There is a powerful contrast between Joshua and Moses. What Joshua sees as a threat to Moses by Eldad and Medad, Moses views as a cause for celebration. The capacity of Eldad and Medad to prophesize is a sign of their greatness and is not to be viewed as an act of rebellion against Moses. Moses is happy for others to share the spirit of God.
But the story does not end here. The Midrash picked up by Rashi describes the following scenario. “R. Nathan says: Miriam was beside Zipporah (Moses’s wife) when Moses was told that Eldad and Medad were prophesying in the camp. When Zipporah heard this, she said, “Woe to their wives if they are required to prophesy, for they will separate from their wives just my husband separated from me.”
For Moses’s wife, the achievement of prophecy is a tragedy. Her fear is for the wives of Eldad and Medad. To be the wife of a prophet as great as Moses is to be abandoned by her husband. Moses has experienced so much of the presence of God that he can never return to his tent and be intimate with his wife. Zipporah understands that Eldad and Medad are indeed a threat, but not to Moses, but rather to their families and wives in particular.

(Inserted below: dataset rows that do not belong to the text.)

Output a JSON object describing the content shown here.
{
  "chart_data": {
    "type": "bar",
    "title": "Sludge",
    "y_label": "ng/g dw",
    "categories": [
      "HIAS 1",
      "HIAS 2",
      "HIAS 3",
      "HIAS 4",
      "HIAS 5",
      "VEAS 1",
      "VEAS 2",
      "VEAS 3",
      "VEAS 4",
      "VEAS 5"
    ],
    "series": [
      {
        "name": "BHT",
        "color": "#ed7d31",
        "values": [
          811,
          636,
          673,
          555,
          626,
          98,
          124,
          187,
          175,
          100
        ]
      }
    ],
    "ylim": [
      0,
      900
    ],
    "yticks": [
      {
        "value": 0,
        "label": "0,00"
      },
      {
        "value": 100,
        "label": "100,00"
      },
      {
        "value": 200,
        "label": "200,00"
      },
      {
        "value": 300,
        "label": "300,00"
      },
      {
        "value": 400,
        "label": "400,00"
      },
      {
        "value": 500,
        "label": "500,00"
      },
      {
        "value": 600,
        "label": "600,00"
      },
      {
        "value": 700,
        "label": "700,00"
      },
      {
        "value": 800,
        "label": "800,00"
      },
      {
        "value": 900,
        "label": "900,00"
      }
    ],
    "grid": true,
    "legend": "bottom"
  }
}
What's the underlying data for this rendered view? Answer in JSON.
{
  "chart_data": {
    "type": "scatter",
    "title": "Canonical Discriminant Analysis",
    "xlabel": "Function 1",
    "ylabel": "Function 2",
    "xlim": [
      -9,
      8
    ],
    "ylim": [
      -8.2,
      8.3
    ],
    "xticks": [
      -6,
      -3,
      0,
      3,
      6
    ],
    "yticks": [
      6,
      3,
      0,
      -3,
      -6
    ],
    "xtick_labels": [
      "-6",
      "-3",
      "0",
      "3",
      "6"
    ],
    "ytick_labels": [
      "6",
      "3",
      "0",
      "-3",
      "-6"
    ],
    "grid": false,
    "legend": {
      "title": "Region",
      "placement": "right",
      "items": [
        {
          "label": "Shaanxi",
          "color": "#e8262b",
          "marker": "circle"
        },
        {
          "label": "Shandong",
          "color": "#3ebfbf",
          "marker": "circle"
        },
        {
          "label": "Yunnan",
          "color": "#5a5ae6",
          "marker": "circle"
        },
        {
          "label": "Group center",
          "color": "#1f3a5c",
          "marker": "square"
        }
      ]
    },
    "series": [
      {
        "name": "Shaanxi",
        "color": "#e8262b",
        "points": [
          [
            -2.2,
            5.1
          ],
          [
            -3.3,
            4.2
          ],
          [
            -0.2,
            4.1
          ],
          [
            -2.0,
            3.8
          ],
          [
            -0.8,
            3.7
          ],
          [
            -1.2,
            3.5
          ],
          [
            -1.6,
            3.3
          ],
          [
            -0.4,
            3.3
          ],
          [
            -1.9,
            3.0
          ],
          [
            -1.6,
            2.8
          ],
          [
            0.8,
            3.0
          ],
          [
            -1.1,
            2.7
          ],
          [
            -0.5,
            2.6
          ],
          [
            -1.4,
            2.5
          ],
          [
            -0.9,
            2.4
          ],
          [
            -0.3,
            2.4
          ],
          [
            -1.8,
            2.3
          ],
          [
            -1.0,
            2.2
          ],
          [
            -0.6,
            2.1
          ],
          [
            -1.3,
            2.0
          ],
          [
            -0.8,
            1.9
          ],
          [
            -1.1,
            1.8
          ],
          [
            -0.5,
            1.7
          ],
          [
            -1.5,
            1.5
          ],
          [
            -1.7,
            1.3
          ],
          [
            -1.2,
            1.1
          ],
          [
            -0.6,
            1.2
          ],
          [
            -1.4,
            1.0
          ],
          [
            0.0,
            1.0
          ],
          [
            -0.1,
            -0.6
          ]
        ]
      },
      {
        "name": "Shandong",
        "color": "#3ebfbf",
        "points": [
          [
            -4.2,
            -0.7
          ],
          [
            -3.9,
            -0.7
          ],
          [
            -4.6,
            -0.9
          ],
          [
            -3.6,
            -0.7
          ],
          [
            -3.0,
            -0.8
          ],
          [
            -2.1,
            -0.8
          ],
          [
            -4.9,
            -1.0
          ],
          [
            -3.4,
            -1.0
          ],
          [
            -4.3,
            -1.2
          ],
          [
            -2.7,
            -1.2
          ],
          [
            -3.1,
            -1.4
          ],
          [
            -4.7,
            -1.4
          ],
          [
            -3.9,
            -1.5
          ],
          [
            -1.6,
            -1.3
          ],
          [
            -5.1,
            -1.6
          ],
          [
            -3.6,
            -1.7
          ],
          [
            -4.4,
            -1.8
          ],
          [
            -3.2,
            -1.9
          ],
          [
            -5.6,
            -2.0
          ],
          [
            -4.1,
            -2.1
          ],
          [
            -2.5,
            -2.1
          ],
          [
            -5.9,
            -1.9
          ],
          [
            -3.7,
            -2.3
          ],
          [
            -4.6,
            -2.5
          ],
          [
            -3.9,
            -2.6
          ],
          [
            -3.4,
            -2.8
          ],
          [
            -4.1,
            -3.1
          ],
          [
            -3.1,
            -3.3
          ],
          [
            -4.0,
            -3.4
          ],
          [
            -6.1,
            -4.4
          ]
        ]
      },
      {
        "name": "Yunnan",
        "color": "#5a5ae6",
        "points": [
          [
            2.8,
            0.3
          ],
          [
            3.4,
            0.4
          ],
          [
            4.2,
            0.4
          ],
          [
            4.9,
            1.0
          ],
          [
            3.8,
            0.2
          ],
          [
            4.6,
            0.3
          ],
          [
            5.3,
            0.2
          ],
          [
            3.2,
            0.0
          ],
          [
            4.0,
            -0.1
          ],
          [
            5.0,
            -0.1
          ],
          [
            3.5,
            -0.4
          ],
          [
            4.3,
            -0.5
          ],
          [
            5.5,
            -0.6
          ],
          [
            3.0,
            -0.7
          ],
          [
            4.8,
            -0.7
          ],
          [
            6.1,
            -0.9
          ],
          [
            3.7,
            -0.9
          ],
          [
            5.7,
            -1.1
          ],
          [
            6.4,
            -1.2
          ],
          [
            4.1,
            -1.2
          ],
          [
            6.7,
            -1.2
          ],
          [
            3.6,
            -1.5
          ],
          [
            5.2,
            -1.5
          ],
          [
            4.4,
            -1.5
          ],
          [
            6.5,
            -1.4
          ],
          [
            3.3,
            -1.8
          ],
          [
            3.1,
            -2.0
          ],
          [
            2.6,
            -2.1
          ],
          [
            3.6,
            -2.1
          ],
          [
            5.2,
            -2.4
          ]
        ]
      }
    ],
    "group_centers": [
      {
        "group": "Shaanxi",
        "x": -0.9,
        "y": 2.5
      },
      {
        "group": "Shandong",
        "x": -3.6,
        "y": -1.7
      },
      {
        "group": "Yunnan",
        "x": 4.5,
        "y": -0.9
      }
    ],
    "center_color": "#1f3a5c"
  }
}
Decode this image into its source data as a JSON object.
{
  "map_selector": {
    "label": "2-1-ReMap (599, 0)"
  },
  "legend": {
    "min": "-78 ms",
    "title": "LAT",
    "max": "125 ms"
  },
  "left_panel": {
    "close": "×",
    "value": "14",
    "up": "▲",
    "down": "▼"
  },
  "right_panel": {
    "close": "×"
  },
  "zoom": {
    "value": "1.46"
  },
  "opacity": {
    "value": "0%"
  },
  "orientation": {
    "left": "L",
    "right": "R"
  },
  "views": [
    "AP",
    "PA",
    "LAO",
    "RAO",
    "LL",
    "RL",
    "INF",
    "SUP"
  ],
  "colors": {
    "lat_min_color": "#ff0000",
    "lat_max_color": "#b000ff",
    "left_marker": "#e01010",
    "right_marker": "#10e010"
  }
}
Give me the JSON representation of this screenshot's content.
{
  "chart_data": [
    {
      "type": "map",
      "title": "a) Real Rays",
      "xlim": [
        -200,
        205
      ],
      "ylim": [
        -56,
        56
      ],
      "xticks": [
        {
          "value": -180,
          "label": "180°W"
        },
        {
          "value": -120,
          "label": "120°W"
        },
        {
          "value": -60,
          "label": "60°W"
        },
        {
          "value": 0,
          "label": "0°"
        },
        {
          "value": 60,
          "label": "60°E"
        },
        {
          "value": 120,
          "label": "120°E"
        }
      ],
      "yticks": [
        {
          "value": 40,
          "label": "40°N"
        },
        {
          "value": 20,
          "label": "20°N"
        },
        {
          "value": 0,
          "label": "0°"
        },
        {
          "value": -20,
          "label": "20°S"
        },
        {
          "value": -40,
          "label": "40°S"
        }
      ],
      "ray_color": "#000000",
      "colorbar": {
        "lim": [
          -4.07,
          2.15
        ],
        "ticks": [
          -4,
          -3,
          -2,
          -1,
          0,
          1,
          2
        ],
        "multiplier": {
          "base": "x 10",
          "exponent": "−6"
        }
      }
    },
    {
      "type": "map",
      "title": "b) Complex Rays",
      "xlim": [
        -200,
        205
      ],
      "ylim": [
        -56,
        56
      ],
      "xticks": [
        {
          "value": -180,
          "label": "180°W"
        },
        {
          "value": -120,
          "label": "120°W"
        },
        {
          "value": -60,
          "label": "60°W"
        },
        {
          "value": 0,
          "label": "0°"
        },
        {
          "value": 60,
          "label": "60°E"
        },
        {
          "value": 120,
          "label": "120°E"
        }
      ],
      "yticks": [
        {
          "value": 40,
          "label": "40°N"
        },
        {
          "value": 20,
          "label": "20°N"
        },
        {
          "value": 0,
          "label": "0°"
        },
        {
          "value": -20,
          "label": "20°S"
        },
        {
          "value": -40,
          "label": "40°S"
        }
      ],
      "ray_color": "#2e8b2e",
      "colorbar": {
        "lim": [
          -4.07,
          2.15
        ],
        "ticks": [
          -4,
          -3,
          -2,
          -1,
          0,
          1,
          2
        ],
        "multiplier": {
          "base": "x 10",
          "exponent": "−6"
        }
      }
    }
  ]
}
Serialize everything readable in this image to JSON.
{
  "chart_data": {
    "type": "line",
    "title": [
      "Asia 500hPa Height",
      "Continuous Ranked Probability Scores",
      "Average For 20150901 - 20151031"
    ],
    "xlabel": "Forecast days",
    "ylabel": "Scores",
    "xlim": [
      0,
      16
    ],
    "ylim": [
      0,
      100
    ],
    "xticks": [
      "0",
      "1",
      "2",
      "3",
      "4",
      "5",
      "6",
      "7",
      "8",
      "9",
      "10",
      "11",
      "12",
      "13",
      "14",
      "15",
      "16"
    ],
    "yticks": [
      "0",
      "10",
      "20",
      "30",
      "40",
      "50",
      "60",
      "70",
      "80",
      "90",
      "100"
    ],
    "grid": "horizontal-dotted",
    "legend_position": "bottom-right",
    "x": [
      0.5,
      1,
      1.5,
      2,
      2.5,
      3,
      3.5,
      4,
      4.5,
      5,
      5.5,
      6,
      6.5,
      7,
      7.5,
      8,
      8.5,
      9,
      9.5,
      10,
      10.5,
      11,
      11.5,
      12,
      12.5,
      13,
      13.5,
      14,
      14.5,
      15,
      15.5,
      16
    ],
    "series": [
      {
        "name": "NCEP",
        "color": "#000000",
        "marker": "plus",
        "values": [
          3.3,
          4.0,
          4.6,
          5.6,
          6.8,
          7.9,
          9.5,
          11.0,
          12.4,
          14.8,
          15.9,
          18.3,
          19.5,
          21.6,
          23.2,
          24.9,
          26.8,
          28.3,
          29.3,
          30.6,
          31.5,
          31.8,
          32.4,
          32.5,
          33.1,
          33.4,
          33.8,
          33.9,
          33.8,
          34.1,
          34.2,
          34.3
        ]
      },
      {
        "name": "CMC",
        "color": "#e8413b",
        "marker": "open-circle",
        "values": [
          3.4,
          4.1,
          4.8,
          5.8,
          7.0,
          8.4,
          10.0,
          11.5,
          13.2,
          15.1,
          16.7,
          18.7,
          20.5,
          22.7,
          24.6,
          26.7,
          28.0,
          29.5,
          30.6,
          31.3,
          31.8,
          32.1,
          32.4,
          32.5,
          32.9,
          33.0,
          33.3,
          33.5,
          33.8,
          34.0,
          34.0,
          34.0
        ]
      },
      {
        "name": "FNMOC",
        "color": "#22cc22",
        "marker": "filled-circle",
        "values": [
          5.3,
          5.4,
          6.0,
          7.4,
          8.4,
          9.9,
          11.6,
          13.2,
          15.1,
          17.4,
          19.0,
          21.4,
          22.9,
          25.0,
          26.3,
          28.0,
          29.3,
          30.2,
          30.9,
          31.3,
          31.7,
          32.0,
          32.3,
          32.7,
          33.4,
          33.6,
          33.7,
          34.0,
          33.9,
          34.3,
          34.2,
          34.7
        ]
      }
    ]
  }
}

It is this very complexity and mixture of viewpoints that draws me to Torah. However the attraction cannot only be to the pleasure of reading the text. Rather moral questions must emerge from Torah as well. Who suffers for my spiritual success? As I strive for meaning and purpose do I leave anyone behind in the wake? Through whose lens do I properly judge a situation? Torah calls me to face these questions. And rabbis should ask them on a regular basis.